Now in 2024, as experts warned, we have already experienced more extreme weather conditions as disruptive rain and heavy winds wreaked havoc in many parts of KZN and the Eastern Cape.

Given these more frequent calamities, it’s not surprising that there is growing anxiety about the alarming state of our planet and uncertainty about who is going to take responsibility for fixing the problem. A single company, country or continent’s response will not, however, be sufficient.

Massive collaboration is required across public and private sectors to address climate impacts and to find innovative solutions to the many climate conundrums we are going to face in the decades ahead.

Personal and public choices

As a leading African business school, the Gordon Institute of Business Science (GIBS) at the University of Pretoria aspires to pursue practices that have a net positive effect on the environment, and it has a responsibility to help business leaders understand that there is a cost to action and inaction.

In November 2022, GIBS was among six prestigious business schools that launched Business Schools for Climate Leadership Africa (BS4CL Africa), a unique partnership to help present and future leaders combat the climate crisis.

This initiative of cross-sector collaboration and knowledge-sharing aims to accelerate progress towards the Paris Agreement and the UN Framework Convention on Climate Change. BS4CL Africa brings together business schools to build a collaborative framework for climate action so that business education curricula that match the needs and adapt to the realities of the African continent can be developed.

Business schools are crucial in developing climate-aware business leaders who recognise the urgency of the climate crisis and drive action

On campus, GIBS has a clear approach to sustainability that focuses on three areas of justice as they relate to the UN Sustainable Development Goals (SDGs). These are digital justice, climate justice and social justice.

According to GIBS Dean Prof Morris Mthombeni, climate leadership cannot be achieved without these three justices being restored in society.

Mthombeni has been appointed to the board of Principles of Responsible Management Education (PRME), an initiative of the UN Global Compact that aims to raise the profile of sustainability in business and management education.

There's also GIBS Sustainability Initiatives Africa, an integrating platform led by Jill Bogie, which showcases the work the school does around sustainability, with its climate leadership agenda at the core.

In the 2022 fiscal year, GIBS initiated a step towards its sustainability goals by measuring its carbon emissions for the first time. This crucial measurement provided a baseline from which the school can set targets, assess its progress, and identify areas where it can reduce its environmental impact effectively.

It also conducted an energy audit during the 2023 financial year as an initial phase of its plan to reduce its reliance on ecologically unsound energy sources. This audit identified areas where energy efficiency can be improved, while ensuring the security of energy so that GIBS can successfully continue its academic mission given the unreliable electrical grid supply.

The audit also provided targeted strategies for reducing the school's carbon footprint. Budget has already been ring-fenced for a possible solar energy solution on campus, which offers a renewable and environmentally friendly alternative to conventional energy sources.

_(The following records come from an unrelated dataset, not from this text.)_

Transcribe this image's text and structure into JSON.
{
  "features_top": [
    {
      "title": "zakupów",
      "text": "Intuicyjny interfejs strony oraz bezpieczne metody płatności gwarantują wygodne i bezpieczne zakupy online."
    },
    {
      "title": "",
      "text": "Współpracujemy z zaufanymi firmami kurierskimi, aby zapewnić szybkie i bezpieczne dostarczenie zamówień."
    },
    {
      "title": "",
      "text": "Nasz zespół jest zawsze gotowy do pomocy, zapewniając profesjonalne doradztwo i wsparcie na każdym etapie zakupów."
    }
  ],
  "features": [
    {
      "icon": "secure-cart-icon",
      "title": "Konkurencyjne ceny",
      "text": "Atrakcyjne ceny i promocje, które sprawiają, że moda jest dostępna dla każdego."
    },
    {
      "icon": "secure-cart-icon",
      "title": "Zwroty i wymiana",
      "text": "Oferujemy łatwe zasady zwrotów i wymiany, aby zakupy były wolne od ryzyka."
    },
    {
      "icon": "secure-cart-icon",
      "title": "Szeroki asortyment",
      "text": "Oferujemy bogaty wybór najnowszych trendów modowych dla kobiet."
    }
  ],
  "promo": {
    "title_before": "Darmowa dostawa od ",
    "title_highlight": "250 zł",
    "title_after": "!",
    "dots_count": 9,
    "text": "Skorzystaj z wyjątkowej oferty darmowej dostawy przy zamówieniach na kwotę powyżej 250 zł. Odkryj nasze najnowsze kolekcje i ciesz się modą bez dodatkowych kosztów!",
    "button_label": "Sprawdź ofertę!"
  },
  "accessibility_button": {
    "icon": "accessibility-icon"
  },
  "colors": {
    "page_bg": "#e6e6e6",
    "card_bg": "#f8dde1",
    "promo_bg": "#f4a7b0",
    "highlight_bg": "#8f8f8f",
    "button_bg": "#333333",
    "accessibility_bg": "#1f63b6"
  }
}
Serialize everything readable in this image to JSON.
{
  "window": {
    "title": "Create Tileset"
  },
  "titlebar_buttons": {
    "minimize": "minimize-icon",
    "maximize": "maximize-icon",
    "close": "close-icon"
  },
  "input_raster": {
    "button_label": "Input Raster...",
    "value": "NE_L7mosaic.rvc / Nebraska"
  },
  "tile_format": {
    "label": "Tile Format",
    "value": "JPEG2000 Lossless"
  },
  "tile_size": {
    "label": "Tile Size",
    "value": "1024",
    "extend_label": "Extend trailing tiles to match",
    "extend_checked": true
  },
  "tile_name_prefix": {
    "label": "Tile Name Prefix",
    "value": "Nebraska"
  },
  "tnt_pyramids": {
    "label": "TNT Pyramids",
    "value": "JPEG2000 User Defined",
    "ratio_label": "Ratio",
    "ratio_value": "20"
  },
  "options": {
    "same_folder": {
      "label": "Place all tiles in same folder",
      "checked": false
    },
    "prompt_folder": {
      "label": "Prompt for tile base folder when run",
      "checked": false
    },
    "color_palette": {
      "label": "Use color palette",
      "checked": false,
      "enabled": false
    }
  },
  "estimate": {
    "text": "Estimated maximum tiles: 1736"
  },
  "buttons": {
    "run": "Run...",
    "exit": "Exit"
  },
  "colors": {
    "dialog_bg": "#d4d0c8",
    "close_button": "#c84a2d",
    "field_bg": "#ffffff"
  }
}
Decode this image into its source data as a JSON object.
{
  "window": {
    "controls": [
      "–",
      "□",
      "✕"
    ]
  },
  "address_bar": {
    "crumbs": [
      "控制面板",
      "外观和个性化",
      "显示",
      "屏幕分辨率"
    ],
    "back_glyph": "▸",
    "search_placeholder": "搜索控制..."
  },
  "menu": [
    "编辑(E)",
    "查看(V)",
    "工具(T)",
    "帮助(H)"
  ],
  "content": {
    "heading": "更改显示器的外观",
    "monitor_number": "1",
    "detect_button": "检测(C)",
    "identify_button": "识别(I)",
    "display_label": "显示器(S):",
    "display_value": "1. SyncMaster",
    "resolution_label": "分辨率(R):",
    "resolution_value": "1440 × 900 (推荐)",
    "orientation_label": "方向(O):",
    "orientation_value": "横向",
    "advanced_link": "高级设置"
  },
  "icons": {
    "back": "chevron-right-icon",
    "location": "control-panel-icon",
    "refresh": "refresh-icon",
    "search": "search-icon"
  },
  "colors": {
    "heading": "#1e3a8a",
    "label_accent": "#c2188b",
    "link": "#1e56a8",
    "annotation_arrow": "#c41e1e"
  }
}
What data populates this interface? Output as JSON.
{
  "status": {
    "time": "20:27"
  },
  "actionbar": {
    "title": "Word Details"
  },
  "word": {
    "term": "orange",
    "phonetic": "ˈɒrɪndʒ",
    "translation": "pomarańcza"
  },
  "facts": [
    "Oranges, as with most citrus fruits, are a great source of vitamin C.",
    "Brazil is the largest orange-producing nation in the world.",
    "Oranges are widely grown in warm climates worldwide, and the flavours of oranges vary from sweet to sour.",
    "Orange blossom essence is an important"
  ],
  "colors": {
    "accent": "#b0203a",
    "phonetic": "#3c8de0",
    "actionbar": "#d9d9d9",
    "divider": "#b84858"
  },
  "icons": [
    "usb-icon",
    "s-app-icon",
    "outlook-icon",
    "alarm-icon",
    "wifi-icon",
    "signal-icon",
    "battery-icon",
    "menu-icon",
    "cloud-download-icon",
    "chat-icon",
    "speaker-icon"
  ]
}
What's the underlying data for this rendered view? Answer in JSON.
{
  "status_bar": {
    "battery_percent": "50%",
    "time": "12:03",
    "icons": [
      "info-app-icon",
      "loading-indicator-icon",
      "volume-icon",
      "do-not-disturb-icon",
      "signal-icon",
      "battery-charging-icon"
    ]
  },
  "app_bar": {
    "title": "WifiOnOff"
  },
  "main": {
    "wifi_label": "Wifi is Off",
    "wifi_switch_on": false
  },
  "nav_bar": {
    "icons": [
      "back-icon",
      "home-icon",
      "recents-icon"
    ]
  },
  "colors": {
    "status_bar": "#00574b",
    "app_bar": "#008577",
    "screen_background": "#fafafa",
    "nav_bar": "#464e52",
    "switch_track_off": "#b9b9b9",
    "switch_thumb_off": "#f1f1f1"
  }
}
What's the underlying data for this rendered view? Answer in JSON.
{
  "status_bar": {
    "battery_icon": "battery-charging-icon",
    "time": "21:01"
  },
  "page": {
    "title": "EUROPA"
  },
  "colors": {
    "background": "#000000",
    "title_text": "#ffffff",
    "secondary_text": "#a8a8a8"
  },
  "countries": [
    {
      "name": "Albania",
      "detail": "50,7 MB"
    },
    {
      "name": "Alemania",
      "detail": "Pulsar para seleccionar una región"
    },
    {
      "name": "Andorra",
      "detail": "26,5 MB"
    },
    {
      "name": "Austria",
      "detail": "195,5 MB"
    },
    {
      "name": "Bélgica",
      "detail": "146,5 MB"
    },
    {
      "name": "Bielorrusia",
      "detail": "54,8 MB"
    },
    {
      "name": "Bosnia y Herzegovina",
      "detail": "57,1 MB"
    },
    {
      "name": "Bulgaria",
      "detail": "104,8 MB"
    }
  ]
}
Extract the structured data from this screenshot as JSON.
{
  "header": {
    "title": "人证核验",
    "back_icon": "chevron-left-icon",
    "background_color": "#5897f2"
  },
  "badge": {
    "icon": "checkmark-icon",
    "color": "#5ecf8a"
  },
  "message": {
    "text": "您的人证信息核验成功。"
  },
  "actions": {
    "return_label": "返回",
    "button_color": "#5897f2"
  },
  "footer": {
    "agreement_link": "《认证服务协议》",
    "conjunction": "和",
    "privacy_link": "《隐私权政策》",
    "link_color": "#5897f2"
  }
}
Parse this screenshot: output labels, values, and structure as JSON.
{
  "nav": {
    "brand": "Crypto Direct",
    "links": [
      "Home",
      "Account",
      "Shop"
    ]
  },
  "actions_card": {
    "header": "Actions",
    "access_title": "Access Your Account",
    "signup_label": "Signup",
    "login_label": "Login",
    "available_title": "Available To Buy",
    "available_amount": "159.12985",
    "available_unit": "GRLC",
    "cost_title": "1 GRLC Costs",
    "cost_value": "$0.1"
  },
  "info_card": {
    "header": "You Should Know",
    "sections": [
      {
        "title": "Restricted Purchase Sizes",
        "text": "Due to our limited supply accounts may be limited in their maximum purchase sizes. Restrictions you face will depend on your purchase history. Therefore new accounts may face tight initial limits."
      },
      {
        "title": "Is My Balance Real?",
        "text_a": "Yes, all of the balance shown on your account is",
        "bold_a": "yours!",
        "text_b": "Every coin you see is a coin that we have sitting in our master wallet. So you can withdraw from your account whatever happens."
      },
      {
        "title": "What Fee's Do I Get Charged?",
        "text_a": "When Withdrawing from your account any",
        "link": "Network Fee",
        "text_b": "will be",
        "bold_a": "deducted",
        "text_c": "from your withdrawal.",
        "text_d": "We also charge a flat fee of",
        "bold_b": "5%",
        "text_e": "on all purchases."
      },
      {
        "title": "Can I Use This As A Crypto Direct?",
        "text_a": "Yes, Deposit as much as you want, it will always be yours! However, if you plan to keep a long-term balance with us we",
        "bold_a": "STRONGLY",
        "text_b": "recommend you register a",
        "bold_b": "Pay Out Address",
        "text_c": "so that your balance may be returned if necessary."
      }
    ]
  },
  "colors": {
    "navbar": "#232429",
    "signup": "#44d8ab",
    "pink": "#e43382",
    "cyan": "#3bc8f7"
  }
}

As a business, GIBS itself is affected by the climate crisis and is taking steps towards redress. It also wants to equip and empower leaders to do the same, and one of the major steps it has taken is updating its academic offering to reflect current pressing needs.

Equipping leaders

Business schools are crucial in developing climate-aware business leaders who recognise the urgency of the climate crisis and drive action.

Global institutions have developed sustainability programmes, and GIBS launched an MBA programme focused on climate leadership and sustainability in 2024. This inaugural class has 15 students and emphasises foundational knowledge of climate risks and opportunities, critical thinking and practical solutions for business actions.

The programme offers an immersive experience, including a visit to the University of Exeter, home to some of the UK’s top climate scientists. Students take three compulsory sustainability electives and engage with climate leaders and experts through focused workshops.

The course aims to equip students with the knowledge and confidence to challenge business leaders and become fearless climate champions, essential for addressing the complexities of climate change.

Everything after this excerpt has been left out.